New Roman Missal: "People of Good Will" - What Does That Mean?

Yesterday, a friend of mine currently revising a musical setting of the Gloria using the text of the new Roman Missal sent me an advance sample. I commented to him that the two longer notes on “good will” in the refrain force the singer, in effect, to accent “good” instead of “will” as one might expect, and that was interesting. His response was that he did that intentionally to help focus people on the meaning of the phrase. 

That, however, got me thinking.
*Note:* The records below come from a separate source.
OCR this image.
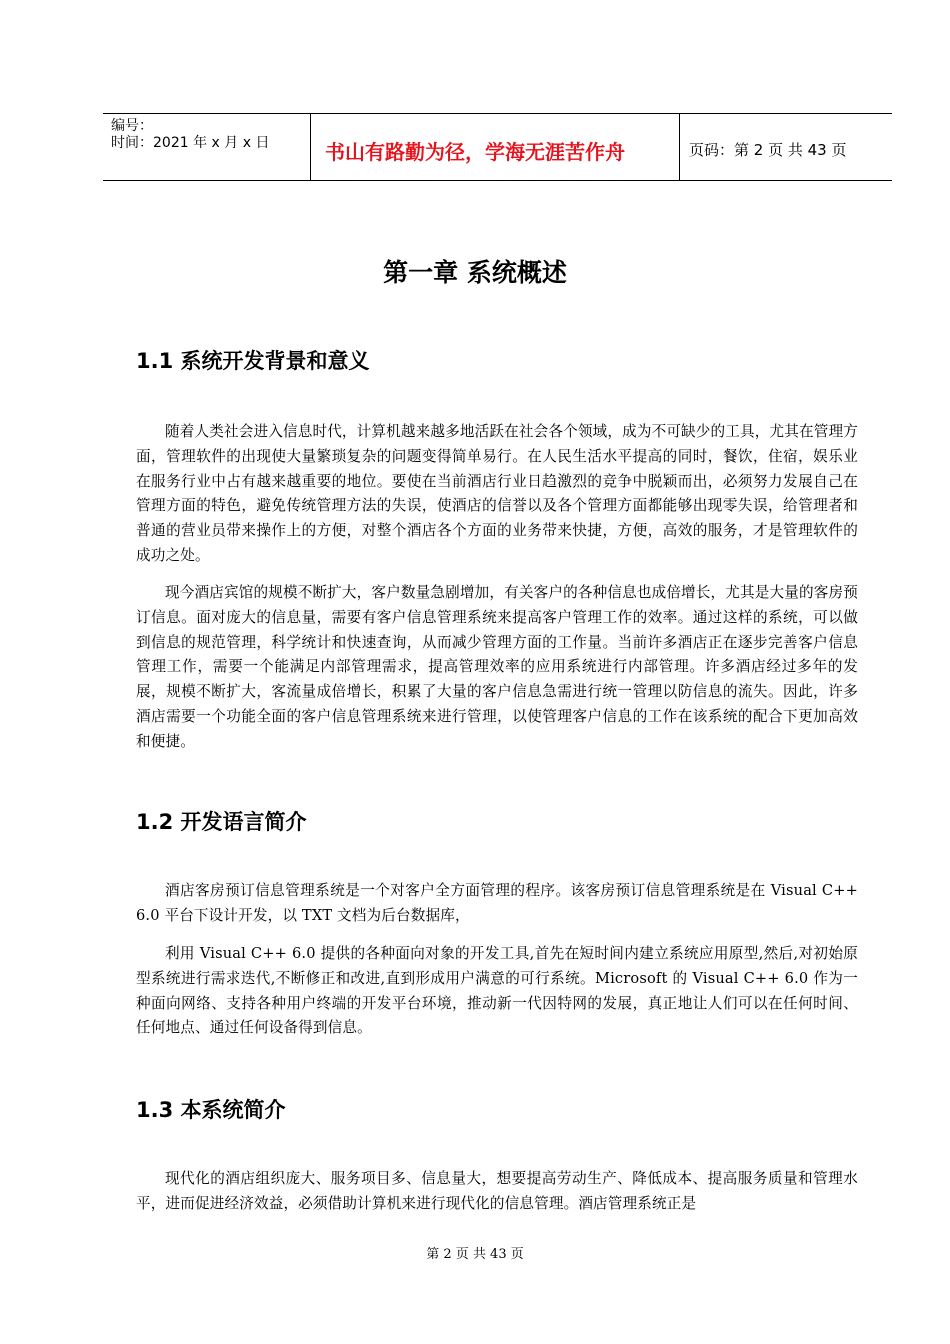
编号：
时间：2021 年 x 月 x 日	书山有路勤为径，学海无涯苦作舟	页码：第 2 页 共 43 页
第一章 系统概述
1.1 系统开发背景和意义
随着人类社会进入信息时代，计算机越来越多地活跃在社会各个领域，成为不可缺少的工具，尤其在管理方面，管理软件的出现使大量繁琐复杂的问题变得简单易行。在人民生活水平提高的同时，餐饮，住宿，娱乐业在服务行业中占有越来越重要的地位。要使在当前酒店行业日趋激烈的竞争中脱颖而出，必须努力发展自己在管理方面的特色，避免传统管理方法的失误，使酒店的信誉以及各个管理方面都能够出现零失误，给管理者和普通的营业员带来操作上的方便，对整个酒店各个方面的业务带来快捷，方便，高效的服务，才是管理软件的成功之处。
现今酒店宾馆的规模不断扩大，客户数量急剧增加，有关客户的各种信息也成倍增长，尤其是大量的客房预订信息。面对庞大的信息量，需要有客户信息管理系统来提高客户管理工作的效率。通过这样的系统，可以做到信息的规范管理，科学统计和快速查询，从而减少管理方面的工作量。当前许多酒店正在逐步完善客户信息管理工作，需要一个能满足内部管理需求，提高管理效率的应用系统进行内部管理。许多酒店经过多年的发展，规模不断扩大，客流量成倍增长，积累了大量的客户信息急需进行统一管理以防信息的流失。因此，许多酒店需要一个功能全面的客户信息管理系统来进行管理，以使管理客户信息的工作在该系统的配合下更加高效和便捷。
1.2 开发语言简介
酒店客房预订信息管理系统是一个对客户全方面管理的程序。该客房预订信息管理系统是在 Visual C++ 6.0 平台下设计开发，以 TXT 文档为后台数据库，
利用 Visual C++ 6.0 提供的各种面向对象的开发工具,首先在短时间内建立系统应用原型,然后,对初始原型系统进行需求迭代,不断修正和改进,直到形成用户满意的可行系统。Microsoft 的 Visual C++ 6.0 作为一种面向网络、支持各种用户终端的开发平台环境，推动新一代因特网的发展，真正地让人们可以在任何时间、任何地点、通过任何设备得到信息。
1.3 本系统简介
现代化的酒店组织庞大、服务项目多、信息量大，想要提高劳动生产、降低成本、提高服务质量和管理水平，进而促进经济效益，必须借助计算机来进行现代化的信息管理。酒店管理系统正是
第 2 页 共 43 页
What does it actually mean to be “people of good will”?  What will people in the pews in Catholic parishes, asked to sing this “new” phrase think that it means?

Miriam Webster online gives several definitions that seem to apply to some degree: 
1 a : a kindly feeling of approval and support : benevolent interest or concern…
2 a : cheerful consent b : willing effort

Urban is more realistic, perhaps: 
“A factor of humanity that is lacking in most people. Good will is the basic component of "good people," that is, those who are nonmalignant, those with clean motives, and those who possess a lack of cruelty and viciousness.

So, to be people of good will in the worldly definition means merely to have a kindly feeling of approval and support, to give a cheerful consent or make a willing effort and/or to have clean motives and a lack of cruelty and viciousness? Is this our proper response to God and to God’s sending of his Son? Seems a little bit inadequate, does it not?

The translation of the song of the angels in Luke 2:14 in the New American Bible is actually “…peace on earth to those on whom his favor rests”- instead of the Mass text translation of “et in terra pax hominibus bonae voluntatis”  from the Novus Vulgate, the Latin translation of the Bible  from which the Third Edition of the Roman Missal is derived.

If God’s favor rests on his people, if we are those privileged to be the objects of God’s love, I would hope we would have more than the dictionary-definition response!  Based on the teaching of Jesus and the Church, I would define the attitude that makes up Christian “good will” as follows:  joyful, open and willing reception of the Good News, evidenced in a life of loving charity and eager service to others.

What do you think? How will you help adults, youth and children understand this?


  1. I look at the change as thus; what did we have before and what are we giving up moving to the new phrase. In the phrase "peace to His people", "His people" are those given the grace by God to make it to paradise, God willing. Now we move to a new phrase "peace to people of good will", well that includes Bhuddists, Muslims, Jews, Secularist, Agnostics and many others. And should we not give peace to those that are His people that are not of good will in hopes that they may make it to eternal life. Yes, confusing to say the least.

  2. This is kind of a tangent but the "bonae voluntatis" in the Latin text of the Gloria is much, much older than the New Vulgate (published 1979).

    In fact it's probably even older than the "old" Vulgate -- I wouldn't be hugely surprised to learn that St. Jerome had the text of the liturgy in mind when he translated Luke's gospel.

  3. I myself am right now struggling for my doctoral defense with the exact definition of "people of good will". Yet, I am convinced in spirit that these are People of God", not just Christians. Lumen Gentium mentios them in Nostra Aetate, 4, as those portrayed in Eph 2, 14-16. These are people of all religions, who sincerely seek God! Such people, according to St. John Paul II, "sometimes without faith in Christ, suffer and give their lives for truth and what is right" (Salvifici doloris, 22).

    1. Yes, that is a possible reading of the phrase. It doesn't say "believers in Christ" - though some might argue from the context that is implied. I think it's a bit like Pope Francis' assertion that salvation is offered to all - even atheists.

  4. I like to think that our faith inspires and challenges us to be people of goodwill. Yes there are also people of goodwill out there without faith but faith hopefully just pushes us further along the goodwill scale. I believe that goodwill is critical to the well-being of communities and nations. I also believe that we should also be encouraging others to exercise goodwill which is what I am striving to do with the initiative.

  5. I know this blog was written a while ago, but as I read it I couldn't help but connect the words "people of good will" to "people of GOD'S will." That theology and scripture tell us that all GOOD things come from God. God by supernatural law is all loving and all good. So to receive God's peace which is always unceasing and abundant we must be always open to God's (good) will.